Why B is correct: The primary immediate threat to life in Pierre Robin Sequence is upper airway obstruction caused by the tongue falling back against the posterior pharyngeal wall due to the small mandible. Placing the infant in the prone position allows gravity to pull the tongue forward, relieving the obstruction in the majority of mild-to-moderate cases. This is the standard, non-invasive first-line intervention.
Why A is incorrect: Immediate intubation is difficult in these patients due to the micrognathia and anterior larynx. It is reserved for severe obstruction that does not respond to positioning or nasopharyngeal airway placement. It is not the first step if the patient is breathing spontaneously but obstructed.
Why C is incorrect: Surgical repair of the cleft palate is typically performed around 9-12 months of age. Doing it immediately does not solve the acute airway obstruction and is surgically unsafe in a newborn.

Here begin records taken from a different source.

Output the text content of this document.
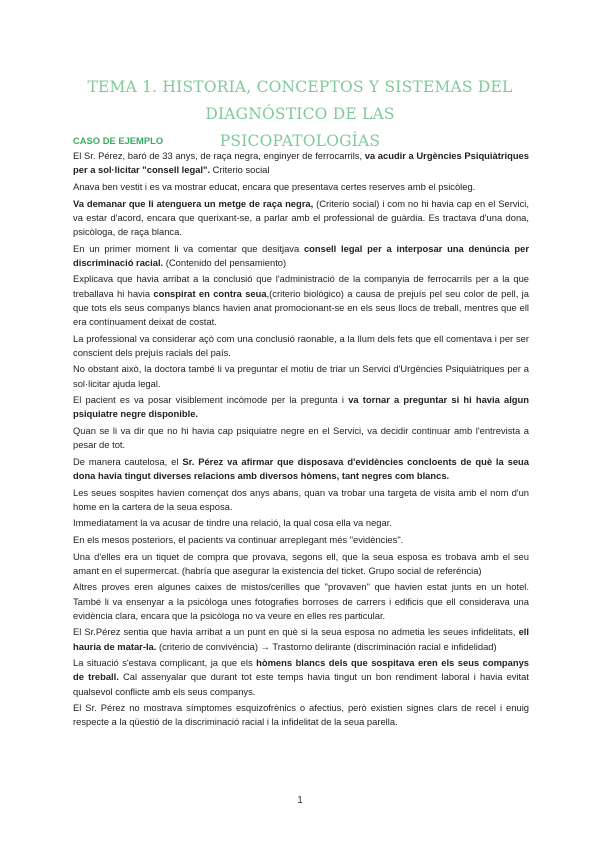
TEMA 1. HISTORIA, CONCEPTOS Y SISTEMAS DEL DIAGNÓSTICO DE LAS
PSICOPATOLOGÍAS
CASO DE EJEMPLO

El Sr. Pérez, baró de 33 anys, de raça negra, enginyer de ferrocarrils, va acudir a Urgències Psiquiàtriques per a sol·licitar "consell legal". Criterio social

Anava ben vestit i es va mostrar educat, encara que presentava certes reserves amb el psicòleg.

Va demanar que li atenguera un metge de raça negra, (Criterio social) i com no hi havia cap en el Servici, va estar d'acord, encara que querixant-se, a parlar amb el professional de guàrdia. Es tractava d'una dona, psicòloga, de raça blanca.

En un primer moment li va comentar que desitjava consell legal per a interposar una denúncia per discriminació racial. (Contenido del pensamiento)

Explicava que havia arribat a la conclusió que l'administració de la companyia de ferrocarrils per a la que treballava hi havia conspirat en contra seua,(criterio biológico) a causa de prejuís pel seu color de pell, ja que tots els seus companys blancs havien anat promocionant-se en els seus llocs de treball, mentres que ell era contínuament deixat de costat.

La professional va considerar açò com una conclusió raonable, a la llum dels fets que ell comentava i per ser conscient dels prejuís racials del país.

No obstant això, la doctora també li va preguntar el motiu de triar un Servici d'Urgències Psiquiàtriques per a sol·licitar ajuda legal.

El pacient es va posar visiblement incòmode per la pregunta i va tornar a preguntar si hi havia algun psiquiatre negre disponible.

Quan se li va dir que no hi havia cap psiquiatre negre en el Servici, va decidir continuar amb l'entrevista a pesar de tot.

De manera cautelosa, el Sr. Pérez va afirmar que disposava d'evidències concloents de què la seua dona havia tingut diverses relacions amb diversos hòmens, tant negres com blancs.

Les seues sospites havien començat dos anys abans, quan va trobar una targeta de visita amb el nom d'un home en la cartera de la seua esposa.

Immediatament la va acusar de tindre una relació, la qual cosa ella va negar.

En els mesos posteriors, el pacients va continuar arreplegant més "evidències".

Una d'elles era un tiquet de compra que provava, segons ell, que la seua esposa es trobava amb el seu amant en el supermercat. (habría que asegurar la existencia del ticket. Grupo social de referéncia)

Altres proves eren algunes caixes de mistos/cerilles que "provaven" que havien estat junts en un hotel. També li va ensenyar a la psicòloga unes fotografies borroses de carrers i edificis que ell considerava una evidència clara, encara que la psicòloga no va veure en elles res particular.

El Sr.Pérez sentia que havia arribat a un punt en què si la seua esposa no admetia les seues infidelitats, ell hauria de matar-la. (criterio de convivéncia) → Trastorno delirante (discriminación racial e infidelidad)

La situació s'estava complicant, ja que els hòmens blancs dels que sospitava eren els seus companys de treball. Cal assenyalar que durant tot este temps havia tingut un bon rendiment laboral i havia evitat qualsevol conflicte amb els seus companys.

El Sr. Pérez no mostrava símptomes esquizofrènics o afectius, però existien signes clars de recel i enuig respecte a la qüestió de la discriminació racial i la infidelitat de la seua parella.

1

Why D is incorrect: Oxygen addresses hypoxemia but does not treat the underlying airway obstruction. Without opening the airway, oxygen will not reach the lungs effectively.

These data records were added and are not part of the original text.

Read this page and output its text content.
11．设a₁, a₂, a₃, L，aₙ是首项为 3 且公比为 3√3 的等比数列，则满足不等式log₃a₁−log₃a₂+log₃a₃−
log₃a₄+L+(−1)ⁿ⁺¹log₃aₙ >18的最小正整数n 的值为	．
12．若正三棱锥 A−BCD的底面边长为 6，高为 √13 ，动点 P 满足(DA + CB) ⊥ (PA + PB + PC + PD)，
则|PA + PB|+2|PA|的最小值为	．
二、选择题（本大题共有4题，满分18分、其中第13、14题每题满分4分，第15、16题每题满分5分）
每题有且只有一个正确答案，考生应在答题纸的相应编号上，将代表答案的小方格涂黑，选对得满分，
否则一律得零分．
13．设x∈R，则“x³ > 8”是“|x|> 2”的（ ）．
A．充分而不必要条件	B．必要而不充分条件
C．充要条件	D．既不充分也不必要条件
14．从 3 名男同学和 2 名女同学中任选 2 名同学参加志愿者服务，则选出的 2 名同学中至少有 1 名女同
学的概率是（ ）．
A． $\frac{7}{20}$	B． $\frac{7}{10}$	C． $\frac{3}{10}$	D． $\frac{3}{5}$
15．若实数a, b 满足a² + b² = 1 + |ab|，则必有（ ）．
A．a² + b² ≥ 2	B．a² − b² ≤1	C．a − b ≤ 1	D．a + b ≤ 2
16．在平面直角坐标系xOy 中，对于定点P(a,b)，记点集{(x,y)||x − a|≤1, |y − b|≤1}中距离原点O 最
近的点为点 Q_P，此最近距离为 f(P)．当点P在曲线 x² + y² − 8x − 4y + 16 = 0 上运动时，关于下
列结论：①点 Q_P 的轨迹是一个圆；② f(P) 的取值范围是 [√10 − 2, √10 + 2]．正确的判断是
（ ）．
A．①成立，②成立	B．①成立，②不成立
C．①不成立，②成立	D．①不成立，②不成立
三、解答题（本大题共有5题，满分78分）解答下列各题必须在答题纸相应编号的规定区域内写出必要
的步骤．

Why E is incorrect: While Pierre Robin Sequence can be associated with syndromes like Stickler syndrome or 22q11.2 deletion syndrome, genetic testing is not the immediate management priority for a compromised airway.

References

Canadian Paediatric Society (CPS). (2015). Fetal alcohol spectrum disorder: A guideline for diagnosis across the lifespan. Retrieved from www.cps.ca
Society of Obstetricians and Gynaecologists of Canada (SOGC). Joint SOGC-CCMG Guideline: Update on Prenatal Screening for Fetal Aneuploidy, Fetal Anomalies, and Adverse Pregnancy Outcomes. J Obstet Gynaecol Can 2017.
Jones, K. L., et al. (2021). Smith’s Recognizable Patterns of Human Malformation (8th ed.). Elsevier.
Medical Council of Canada. MCCQE Part I Objectives: Congenital anomalies. Retrieved from mcc.ca .
Huether, S. E., & McCance, K. L. (2019). Understanding Pathophysiology (Canadian Edition). Elsevier Canada.